11. Jan van der Meer I

Haarlem 1628 – 1691 Haarlem

Paysage avec une auberge, au bord d’une route boisée

Ce dessin joua un rôle essentiel dans l’identification d’un groupe de paysages réalisés dans les années 1650-1660, souvent rapprochés de l’œuvre du célèbre peintre néerlandais Jacob van Ruisdael (1628/1629–1682), mais qui s’avère faire partie de la production d’un autre paysagiste bien moins connu. En 1980, l’historien de l’art Jeroen Giltaij, dans son important article sur les dessins de Ruisdael, regroupait toute une série de petits paysages sous le nom de « Problem Group I1 ». Extrêmement proche des dessins du maître produits pendant ses années à Haarlem2, notamment dans la manière d’employer magistralement la pierre noire rehaussée de lavis gris, de moduler la lumière, de restituer le feuillage des arbres ou de suggérer des nuages par des traits horizontaux, Giltaij relève que ce groupe de dessins s’en différencie cependant par un trait plus schématique.

Comme Ruisdael, l’artiste a été inspiré par les paysages autour de la ville de Haarlem3. Ici, il représenta une route boisée avec une auberge que le panneau au-dessus de la porte permet d’identifier comme telle. À droite, une barrière mène à un champ ouvert avec au loin des maisons et dunes. Cette auberge est probablement De Stinkende Emmer le seau puant »), une célèbre étape sur la route entre Zandvoort et Haarlem, qui existe encore de nos jours sous le nom plus avenant t Wapen van Kennemerland les armoiries de Kennemerland »). C’est là que se reposaient les femmes de pêcheurs après une journée épuisante à transporter à travers les dunes des sceaux remplis de poissons fraîchement pêchés jusqu’au marché de la ville. Elles laissaient leurs seaux vides à l’extérieur, sans doute par hygiène, habitude qui donna probablement le nom de l’auberge au XVIIe siècle.

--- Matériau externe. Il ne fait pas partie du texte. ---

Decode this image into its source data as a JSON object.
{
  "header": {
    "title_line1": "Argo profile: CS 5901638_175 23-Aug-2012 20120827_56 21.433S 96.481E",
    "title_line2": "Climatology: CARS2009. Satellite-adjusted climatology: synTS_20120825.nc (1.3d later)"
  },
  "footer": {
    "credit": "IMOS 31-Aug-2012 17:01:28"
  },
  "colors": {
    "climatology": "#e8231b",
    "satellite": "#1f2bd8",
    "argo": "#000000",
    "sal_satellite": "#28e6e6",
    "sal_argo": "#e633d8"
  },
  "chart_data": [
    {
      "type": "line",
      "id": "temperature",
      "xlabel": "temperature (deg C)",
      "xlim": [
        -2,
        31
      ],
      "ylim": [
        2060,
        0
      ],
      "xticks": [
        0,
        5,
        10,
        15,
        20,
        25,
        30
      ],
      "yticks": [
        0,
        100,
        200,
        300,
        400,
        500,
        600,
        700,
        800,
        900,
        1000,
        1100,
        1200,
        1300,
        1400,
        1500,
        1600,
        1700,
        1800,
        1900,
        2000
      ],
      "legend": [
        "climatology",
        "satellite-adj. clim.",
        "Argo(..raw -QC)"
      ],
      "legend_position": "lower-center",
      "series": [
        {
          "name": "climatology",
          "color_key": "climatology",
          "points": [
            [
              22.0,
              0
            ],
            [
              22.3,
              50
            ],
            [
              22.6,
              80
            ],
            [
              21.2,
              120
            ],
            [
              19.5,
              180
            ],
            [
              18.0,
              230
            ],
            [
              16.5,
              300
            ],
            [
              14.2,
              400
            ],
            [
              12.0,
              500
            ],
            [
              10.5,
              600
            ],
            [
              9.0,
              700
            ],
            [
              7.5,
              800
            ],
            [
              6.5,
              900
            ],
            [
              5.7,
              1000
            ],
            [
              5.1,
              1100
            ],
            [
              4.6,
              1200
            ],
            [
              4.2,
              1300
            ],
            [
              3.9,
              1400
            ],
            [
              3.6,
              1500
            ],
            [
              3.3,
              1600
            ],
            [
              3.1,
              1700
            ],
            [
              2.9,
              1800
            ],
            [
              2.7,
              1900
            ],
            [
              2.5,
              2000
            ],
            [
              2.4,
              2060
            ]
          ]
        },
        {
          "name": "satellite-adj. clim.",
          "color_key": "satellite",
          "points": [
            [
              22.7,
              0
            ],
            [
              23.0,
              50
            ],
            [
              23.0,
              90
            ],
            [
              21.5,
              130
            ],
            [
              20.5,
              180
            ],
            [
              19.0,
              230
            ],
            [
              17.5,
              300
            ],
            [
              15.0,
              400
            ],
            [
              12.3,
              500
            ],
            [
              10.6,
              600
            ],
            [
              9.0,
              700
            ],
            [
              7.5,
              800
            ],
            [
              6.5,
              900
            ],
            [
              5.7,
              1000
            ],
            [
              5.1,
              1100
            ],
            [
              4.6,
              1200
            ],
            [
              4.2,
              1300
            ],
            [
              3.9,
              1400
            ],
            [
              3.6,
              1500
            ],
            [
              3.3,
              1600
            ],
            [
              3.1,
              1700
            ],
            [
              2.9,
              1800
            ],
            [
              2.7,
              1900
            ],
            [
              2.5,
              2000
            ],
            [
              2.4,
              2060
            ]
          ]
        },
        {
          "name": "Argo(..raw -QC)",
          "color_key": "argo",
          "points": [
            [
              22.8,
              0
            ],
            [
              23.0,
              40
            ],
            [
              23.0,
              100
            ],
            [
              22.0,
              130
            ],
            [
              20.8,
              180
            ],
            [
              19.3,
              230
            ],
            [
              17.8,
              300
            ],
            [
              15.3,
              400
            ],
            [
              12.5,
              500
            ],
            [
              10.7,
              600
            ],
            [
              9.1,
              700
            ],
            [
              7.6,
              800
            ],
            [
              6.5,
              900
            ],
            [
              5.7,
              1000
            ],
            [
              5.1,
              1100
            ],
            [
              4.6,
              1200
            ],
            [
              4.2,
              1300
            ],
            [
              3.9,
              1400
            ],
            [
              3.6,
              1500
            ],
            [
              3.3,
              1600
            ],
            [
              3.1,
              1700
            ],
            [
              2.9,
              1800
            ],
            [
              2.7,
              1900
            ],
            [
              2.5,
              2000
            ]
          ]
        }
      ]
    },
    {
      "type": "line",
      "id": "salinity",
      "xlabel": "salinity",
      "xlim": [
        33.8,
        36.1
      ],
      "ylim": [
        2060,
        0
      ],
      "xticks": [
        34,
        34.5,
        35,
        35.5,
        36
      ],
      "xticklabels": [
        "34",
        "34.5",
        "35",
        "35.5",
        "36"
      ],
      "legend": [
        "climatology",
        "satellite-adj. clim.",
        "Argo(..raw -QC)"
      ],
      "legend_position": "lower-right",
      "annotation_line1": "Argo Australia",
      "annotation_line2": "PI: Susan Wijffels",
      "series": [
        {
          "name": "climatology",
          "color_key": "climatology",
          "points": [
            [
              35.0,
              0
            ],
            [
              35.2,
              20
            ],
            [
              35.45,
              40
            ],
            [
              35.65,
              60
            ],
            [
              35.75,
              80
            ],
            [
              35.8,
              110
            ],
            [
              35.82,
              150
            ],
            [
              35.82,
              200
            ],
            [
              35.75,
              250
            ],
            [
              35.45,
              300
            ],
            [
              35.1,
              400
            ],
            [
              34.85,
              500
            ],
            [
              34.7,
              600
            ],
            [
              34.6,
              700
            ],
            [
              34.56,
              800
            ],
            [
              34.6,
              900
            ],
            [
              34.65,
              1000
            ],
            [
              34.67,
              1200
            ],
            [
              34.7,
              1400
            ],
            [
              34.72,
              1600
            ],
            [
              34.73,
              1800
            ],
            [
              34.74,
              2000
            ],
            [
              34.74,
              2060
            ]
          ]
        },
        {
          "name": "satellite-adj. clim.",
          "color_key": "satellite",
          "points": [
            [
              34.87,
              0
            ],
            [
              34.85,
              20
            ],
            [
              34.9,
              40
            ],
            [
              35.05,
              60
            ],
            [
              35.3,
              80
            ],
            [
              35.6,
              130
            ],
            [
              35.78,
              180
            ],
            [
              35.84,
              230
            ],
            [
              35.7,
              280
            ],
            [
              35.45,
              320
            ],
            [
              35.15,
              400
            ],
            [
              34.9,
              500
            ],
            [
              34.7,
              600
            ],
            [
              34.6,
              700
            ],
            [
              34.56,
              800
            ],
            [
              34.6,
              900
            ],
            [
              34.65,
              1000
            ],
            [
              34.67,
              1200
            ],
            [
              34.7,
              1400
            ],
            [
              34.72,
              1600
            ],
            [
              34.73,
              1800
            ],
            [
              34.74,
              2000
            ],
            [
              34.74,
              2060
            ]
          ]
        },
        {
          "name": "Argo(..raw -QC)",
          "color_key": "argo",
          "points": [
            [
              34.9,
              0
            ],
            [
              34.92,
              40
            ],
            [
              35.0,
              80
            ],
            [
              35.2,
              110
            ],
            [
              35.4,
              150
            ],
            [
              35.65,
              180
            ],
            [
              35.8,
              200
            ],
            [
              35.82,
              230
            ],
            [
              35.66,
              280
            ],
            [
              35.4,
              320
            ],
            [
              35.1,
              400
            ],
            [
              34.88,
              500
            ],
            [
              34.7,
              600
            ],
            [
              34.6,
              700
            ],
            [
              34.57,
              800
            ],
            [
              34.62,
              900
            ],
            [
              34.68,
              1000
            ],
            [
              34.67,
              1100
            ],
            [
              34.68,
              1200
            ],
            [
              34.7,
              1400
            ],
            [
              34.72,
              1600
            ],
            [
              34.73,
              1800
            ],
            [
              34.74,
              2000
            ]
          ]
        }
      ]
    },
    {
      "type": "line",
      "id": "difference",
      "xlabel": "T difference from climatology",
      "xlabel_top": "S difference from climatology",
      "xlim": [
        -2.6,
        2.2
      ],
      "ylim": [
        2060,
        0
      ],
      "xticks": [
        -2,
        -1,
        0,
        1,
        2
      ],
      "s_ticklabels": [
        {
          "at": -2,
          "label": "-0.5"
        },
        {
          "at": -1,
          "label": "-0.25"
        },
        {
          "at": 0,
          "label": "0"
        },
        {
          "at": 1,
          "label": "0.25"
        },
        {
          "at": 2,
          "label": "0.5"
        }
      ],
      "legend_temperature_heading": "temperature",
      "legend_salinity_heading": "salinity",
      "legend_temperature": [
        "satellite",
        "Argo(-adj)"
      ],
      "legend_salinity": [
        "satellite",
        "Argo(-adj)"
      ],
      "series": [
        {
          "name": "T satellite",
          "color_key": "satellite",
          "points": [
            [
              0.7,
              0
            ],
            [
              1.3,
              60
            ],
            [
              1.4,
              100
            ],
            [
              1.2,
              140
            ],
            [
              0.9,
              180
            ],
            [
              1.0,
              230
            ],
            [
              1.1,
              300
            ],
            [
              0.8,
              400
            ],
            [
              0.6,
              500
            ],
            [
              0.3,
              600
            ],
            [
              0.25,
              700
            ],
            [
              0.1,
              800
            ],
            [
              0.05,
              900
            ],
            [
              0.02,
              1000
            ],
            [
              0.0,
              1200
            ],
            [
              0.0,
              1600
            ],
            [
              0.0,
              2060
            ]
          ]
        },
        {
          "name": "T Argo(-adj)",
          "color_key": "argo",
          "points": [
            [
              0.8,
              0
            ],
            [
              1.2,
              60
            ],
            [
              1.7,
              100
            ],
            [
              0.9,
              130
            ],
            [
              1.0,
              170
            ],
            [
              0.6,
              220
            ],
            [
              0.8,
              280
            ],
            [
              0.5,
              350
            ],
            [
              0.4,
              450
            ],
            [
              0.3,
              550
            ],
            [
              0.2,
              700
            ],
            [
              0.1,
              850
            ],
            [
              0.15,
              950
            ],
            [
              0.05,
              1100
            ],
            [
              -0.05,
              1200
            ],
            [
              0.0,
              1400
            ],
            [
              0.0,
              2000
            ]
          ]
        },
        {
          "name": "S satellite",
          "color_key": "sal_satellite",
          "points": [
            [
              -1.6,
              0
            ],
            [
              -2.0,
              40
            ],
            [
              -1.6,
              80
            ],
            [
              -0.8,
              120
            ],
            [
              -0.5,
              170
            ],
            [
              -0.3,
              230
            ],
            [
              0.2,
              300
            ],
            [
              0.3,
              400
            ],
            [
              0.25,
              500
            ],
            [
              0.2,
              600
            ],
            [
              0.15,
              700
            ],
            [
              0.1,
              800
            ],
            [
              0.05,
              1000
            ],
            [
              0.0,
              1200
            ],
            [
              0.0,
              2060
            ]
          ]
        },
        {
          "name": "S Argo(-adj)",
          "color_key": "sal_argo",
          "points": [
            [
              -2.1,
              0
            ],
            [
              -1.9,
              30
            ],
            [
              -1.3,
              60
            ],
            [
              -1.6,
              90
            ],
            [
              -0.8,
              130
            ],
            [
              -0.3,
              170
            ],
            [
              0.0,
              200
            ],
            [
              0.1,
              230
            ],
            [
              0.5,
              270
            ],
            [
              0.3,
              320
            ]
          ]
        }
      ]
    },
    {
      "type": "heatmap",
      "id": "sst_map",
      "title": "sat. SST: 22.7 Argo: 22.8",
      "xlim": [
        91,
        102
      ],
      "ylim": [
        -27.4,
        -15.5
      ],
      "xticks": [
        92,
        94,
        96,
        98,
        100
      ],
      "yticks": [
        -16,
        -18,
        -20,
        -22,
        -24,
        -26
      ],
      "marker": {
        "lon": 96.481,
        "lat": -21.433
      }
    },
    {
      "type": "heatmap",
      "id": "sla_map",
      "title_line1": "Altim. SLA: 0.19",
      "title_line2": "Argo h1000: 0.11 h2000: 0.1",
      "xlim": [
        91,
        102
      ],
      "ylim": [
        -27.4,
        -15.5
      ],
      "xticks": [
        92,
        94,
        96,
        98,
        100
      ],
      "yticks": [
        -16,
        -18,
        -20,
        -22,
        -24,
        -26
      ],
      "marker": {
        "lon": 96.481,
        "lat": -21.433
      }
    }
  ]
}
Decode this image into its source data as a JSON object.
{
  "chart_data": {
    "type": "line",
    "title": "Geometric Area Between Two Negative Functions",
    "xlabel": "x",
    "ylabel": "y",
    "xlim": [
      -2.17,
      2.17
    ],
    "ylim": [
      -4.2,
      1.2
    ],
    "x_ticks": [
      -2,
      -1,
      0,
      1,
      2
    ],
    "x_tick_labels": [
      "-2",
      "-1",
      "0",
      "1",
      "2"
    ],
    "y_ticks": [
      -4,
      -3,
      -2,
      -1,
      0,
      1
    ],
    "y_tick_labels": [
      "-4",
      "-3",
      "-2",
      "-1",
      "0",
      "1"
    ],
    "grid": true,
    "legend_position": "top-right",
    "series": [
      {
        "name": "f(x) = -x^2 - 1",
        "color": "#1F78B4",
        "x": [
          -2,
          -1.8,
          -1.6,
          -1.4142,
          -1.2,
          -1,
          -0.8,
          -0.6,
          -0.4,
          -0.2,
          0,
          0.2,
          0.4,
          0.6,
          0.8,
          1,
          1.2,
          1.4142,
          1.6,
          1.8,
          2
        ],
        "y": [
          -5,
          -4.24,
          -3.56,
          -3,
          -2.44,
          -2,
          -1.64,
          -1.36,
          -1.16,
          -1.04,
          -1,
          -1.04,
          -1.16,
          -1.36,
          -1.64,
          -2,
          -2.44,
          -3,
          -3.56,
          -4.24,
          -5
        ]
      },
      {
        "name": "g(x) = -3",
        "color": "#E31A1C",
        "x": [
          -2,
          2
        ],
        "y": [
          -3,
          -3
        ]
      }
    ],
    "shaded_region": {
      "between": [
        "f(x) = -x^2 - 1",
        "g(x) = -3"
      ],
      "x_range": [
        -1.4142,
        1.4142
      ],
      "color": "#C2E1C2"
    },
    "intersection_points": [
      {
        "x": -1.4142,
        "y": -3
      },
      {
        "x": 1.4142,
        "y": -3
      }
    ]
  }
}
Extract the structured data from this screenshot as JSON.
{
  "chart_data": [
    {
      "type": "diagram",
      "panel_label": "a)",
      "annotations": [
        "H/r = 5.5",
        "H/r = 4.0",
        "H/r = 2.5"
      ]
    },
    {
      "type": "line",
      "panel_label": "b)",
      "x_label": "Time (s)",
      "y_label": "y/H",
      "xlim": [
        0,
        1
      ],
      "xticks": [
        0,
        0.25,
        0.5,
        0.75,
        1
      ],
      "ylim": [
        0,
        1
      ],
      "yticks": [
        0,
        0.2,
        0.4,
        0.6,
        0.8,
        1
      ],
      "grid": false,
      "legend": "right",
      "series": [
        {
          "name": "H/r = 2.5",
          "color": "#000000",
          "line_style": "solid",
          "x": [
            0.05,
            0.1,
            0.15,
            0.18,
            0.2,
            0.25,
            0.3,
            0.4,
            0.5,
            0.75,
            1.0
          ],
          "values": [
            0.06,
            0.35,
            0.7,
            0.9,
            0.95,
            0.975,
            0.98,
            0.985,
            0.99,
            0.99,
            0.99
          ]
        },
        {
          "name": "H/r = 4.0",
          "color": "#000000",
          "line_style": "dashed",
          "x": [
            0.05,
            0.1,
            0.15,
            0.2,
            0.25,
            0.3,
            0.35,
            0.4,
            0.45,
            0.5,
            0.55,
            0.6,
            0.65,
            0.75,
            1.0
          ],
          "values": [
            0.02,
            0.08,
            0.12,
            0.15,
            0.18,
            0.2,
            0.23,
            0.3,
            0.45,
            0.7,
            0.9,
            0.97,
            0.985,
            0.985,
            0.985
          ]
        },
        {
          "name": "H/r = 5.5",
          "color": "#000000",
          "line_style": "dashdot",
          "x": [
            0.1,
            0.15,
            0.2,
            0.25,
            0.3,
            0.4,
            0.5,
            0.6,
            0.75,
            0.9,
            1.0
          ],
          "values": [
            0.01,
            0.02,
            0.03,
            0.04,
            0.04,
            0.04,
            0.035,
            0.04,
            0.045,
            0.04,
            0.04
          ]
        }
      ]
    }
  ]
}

En 2006, le rapprochement, d’une part, de ce dessin avec ceux du « Problem Group I » et, d’autre part, avec un tableau portant une signature représentant une route le long de cette même auberge dans un paysage sensiblement identique4 a permis d’attribuer l’ensemble de ces œuvres à Jan van der Meer I. Formé auprès du peintre Jacob de Wet I (vers 1610–1677/1691) à Haarlem, Jan van der Meer I, connu aussi sous le nom de Jan Vermeer van Haarlem, fut reçu membre de la guilde des peintres en 1654 et y exerça différentes fonctions5. Selon toute vraisemblance, il devait connaître Ruisdael qui travaillait dans cette ville à la même époque et a su s’en inspirer.

Marleen Ram

1Jeroen Giltaij, «  Tekeningen van Jacob Ruisdael  », Oud Holland, vol. XCIV, n° 2/3, 1980, p. 177-178.

2Giltaij 1980, op. cit. (note 1), p. 148-149  ; et Seymour Slive, Jacob van Ruisdael. A Complete Catalogue of His Paintings, Drawings and Etchings, New Haven, 2001, p. 493-524, nos D1-D43, repr.

3Comme par exemple le dessin Vue de Haarlem, prise des dunes du côté sud, Paris, musée du Louvre, inv. 23017, pierre noire, rehauts de lavis gris, 164 × 239 mm  ; Frits Lugt, Musée du Louvre. Inventaire général des dessins des écoles du Nord : École hollandaise, Paris, 1931, vol. II, n° 670, repr., comme «  Jacob van Ruisdael  »  ; Slive 2001, op. cit. (note 2), p. 686, n° dubD36, repr., comme «  anonyme  ».

4Localisation actuelle inconnue (huile sur toile, 81,9 × 84,4 cm)  ; Jeroen Giltaij, «  Tekeningen van Jan (I) van der Meer van Haarlem  », Oud Holland, vol. CXXII, n° 2/3, 2009, p. 151-152, fig. 8.

5Giltaij 2009, op. cit. (note 4), p. 152.